Wolfe, though, insists the problem was clear but the solution was wrong. “No one disputes, including me, that FDA needed more staff,” he says, adding that the US government should have appropriated more money for it. Instead, it created PDUFA, under which drug companies are paying $400 million in user fees to fund the FDA. A major improvement, Wolfe says, would be to “set it up the way it was for the first 86 years,” with FDA funding earmarked by Congress.

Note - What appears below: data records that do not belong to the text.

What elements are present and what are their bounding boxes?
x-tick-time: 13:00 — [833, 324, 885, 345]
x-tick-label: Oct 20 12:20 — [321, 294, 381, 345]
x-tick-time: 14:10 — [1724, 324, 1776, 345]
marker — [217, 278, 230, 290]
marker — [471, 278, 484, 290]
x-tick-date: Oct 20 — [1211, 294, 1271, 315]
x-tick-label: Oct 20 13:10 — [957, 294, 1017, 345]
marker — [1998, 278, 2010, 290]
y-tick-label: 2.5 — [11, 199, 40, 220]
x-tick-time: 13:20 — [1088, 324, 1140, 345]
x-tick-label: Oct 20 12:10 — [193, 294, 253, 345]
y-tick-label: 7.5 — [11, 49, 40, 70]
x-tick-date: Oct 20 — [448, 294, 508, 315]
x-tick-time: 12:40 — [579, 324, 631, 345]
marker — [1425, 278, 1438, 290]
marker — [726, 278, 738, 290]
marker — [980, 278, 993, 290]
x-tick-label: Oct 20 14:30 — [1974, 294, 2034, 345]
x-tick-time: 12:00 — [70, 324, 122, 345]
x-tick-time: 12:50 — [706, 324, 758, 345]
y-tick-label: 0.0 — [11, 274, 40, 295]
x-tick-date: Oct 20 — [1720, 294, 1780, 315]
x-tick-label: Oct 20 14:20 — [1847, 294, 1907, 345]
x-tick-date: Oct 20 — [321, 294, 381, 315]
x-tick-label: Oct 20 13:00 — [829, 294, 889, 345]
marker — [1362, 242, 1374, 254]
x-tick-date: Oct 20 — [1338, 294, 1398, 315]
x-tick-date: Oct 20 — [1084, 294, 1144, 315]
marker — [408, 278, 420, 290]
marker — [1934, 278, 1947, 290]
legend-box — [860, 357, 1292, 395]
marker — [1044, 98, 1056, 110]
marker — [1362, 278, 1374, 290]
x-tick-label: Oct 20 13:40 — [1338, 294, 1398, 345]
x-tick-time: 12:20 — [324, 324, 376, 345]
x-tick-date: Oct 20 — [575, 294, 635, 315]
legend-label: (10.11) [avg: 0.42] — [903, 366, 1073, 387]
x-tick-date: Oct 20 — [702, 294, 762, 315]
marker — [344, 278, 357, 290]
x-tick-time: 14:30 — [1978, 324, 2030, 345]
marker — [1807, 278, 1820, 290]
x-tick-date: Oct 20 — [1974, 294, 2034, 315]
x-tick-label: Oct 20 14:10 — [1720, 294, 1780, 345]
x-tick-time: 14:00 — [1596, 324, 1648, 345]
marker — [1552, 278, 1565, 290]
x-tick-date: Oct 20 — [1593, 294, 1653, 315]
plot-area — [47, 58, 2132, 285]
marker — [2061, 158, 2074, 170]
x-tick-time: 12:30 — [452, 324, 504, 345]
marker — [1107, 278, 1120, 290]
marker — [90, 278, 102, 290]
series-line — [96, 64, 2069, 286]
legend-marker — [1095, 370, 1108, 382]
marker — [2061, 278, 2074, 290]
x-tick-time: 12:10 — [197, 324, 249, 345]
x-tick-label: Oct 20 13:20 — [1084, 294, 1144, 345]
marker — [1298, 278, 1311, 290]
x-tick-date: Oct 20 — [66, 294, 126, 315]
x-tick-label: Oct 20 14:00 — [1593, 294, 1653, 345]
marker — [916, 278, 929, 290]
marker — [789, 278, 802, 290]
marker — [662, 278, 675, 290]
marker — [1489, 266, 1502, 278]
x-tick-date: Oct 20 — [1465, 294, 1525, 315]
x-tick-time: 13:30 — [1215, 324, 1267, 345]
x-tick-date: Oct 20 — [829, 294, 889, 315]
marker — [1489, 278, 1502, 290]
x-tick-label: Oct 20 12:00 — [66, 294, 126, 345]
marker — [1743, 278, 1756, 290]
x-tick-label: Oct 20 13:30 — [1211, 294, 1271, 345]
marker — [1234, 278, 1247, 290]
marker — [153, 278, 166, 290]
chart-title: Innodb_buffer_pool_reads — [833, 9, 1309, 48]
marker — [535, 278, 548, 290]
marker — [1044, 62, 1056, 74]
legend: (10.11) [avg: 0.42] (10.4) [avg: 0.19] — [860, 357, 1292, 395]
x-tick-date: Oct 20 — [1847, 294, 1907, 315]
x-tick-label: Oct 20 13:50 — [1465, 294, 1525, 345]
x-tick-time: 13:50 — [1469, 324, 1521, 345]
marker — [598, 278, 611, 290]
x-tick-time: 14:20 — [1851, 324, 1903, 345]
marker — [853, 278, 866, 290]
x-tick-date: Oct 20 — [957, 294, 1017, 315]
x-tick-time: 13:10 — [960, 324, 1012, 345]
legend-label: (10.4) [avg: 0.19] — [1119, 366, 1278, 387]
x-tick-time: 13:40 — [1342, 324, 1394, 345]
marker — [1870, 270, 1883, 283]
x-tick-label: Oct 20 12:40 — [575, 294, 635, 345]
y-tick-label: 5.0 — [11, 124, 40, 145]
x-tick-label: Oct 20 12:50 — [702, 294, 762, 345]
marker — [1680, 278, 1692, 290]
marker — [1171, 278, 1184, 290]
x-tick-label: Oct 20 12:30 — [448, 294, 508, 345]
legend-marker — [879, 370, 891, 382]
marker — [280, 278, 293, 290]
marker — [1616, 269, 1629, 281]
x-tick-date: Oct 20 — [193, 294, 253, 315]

As for drug developers themselves, “a lot of the troubles companies are getting into are a result of desperate moves to try and keep the bottom line looking favorable,” Wolfe ventures. Firms have no new products, so they aim to tweak older drugs and keep them viable. Wolfe cites Xenical (orlistat), the weight-loss drug from Basel-based Roche, which had “tanked” as a 120-mg prescription drug. “Sales had gone down 50% or more because of adverse effects” before Roche decided to find someone to sell it over the counter. London-headquartered GlaxoSmithKline now does so, with the FDA's blessing, in a lower dosage (60 mg). For Wolfe, it's one that got away.

Wolfe's critics suggest that instead of heckling from the sidelines, as a physician, he might do more good by actually treating patients. Others have suggested that he should consider leading the agency whose performance he attacks so regularly (during the Carter administration, for example, some tried to talk him into pursuing the post of FDA commissioner). But Wolfe scoffs at the possibility of heading one of the world's largest bureaucracies. “It's the last thing in the world I would want to do,” he says.